Take your journal or a sheet of paper and sit with God for 10 to 15 minutes. Note all the “abundances” God has given you. Next to each abundance write what it means to you to have a God who interacts and intervenes in your life. Say thank you to God every hour today for at least one thing, telling God what it has meant to you.
In everything we are to give thanks because we know that God will bring blessings out of even the pains of life. Therefore, we are to rejoice when facing trials, knowing that the testing of our faith produces perseverance, which in turn leads to maturity in our faith.
Adoniram Judson, pioneer missionary to Burma, 1813-1850, provides a good example of one who had to persevere for many years before seeing fruit from his labors. He suffered many painful losses in his thirty-seven years in Burma. He was imprisoned for seventeen months, where at night he had to sleep with his feet tied to a bamboo pole elevated above the ground to prevent his possible escape. He had to labor perseveringly for six years before he saw his first baptism. (Vance Christie)

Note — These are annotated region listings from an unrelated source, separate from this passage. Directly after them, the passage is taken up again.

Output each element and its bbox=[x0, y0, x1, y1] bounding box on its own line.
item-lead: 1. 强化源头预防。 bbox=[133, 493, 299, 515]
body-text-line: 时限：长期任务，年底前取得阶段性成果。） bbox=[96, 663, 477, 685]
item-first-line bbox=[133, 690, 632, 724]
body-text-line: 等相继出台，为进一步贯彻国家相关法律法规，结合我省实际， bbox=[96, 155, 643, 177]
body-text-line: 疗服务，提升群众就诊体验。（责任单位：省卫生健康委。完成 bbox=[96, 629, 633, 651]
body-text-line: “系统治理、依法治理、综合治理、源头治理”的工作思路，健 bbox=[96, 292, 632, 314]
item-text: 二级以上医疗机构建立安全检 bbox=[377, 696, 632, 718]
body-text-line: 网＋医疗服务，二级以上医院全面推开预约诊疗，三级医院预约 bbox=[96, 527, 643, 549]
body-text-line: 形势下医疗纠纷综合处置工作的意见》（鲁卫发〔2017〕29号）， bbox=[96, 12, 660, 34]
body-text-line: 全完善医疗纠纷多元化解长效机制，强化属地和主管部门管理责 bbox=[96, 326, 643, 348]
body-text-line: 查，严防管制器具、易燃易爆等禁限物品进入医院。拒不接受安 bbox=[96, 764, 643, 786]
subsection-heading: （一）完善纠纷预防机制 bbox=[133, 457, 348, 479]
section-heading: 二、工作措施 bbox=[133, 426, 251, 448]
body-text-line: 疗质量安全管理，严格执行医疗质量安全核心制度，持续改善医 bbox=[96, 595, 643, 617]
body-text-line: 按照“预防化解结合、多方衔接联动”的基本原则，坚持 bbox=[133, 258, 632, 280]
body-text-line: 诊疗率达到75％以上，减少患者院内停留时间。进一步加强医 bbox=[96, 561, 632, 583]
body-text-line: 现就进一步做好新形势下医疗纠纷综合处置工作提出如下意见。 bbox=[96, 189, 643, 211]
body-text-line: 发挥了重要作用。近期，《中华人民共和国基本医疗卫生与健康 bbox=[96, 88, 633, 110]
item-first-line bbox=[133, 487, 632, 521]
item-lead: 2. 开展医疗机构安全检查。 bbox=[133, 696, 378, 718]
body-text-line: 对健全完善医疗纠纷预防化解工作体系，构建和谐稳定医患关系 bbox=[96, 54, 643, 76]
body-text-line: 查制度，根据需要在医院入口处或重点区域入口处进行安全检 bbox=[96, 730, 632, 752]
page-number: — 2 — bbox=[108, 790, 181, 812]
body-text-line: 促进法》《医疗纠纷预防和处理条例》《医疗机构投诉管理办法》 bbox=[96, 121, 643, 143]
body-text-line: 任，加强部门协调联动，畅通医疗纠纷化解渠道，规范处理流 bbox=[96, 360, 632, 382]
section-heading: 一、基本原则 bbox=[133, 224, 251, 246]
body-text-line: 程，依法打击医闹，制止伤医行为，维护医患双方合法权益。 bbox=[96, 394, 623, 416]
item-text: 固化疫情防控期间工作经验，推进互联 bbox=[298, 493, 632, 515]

Besides not seeing results in his ministry, he suffered numerous grave family losses. His wife and three children died from topical diseases. He remarried and had eight children through his second wife. Heartbreak again stalked his footsteps; his second wife and three of their eight children died from tropical diseases. He married a third wife and had two more children through her. Again, sorrow overshadowed him; his third wife and one child died from diseases. How could a person endure such a chain of heart-rending losses? (Christie)
Judson persevered for nineteen years before he began to see the Spirit moving in a powerful way. Strangers would come to his door and inquire whether he was the man who could tell them how to find God. Many Burmese were receiving Christ, and churches were being planted. He translated the Bible into Burmese, which is the translation still in use today in Myanmar (formerly called Burma). He laid the foundation for the Baptist denomination in Burma. In 2001, there were 3700
Baptist churches with 6l8,000 members. His perseverance despite crushing obstacles allowed him to complete the task for which God had called him. (Christie)
The challenges that you are facing may be God’s preparation for you to complete the tasks for which He has called you. How can you become more alert to what He is doing in your life?
Write a letter of thanks to someone who has touched your life in the past year, the past month, the past week. Be mindful of your tendency to make comparisons that result in feelings of dissatisfaction or entitlement. Practice abstaining from comparative statements. Ask someone to bring it to your attention when you do. When you notice yourself doing this, purposefully take a breath and give thanks to God.
- Esther Ahn Kim, If I Perish (Chicago: Moody Publishing, 1977).
- Eileen Frazer Crossman, Mountain Rain: A Biography of James O. Frazer, Pioneer Missionary of China (Highlands Ranch, CO: Davidson Publishing, 2001).
- Vance Christie, Adoniram Judson: Devoted for Life (Fearn, Scotland: Christian Focus Publications, 2013).
- Adele Ahlberg Calhoun, Spiritual Disciplines Handbook: Practices That Transform Us (Downers Grove: InterVarsity Press, 2005).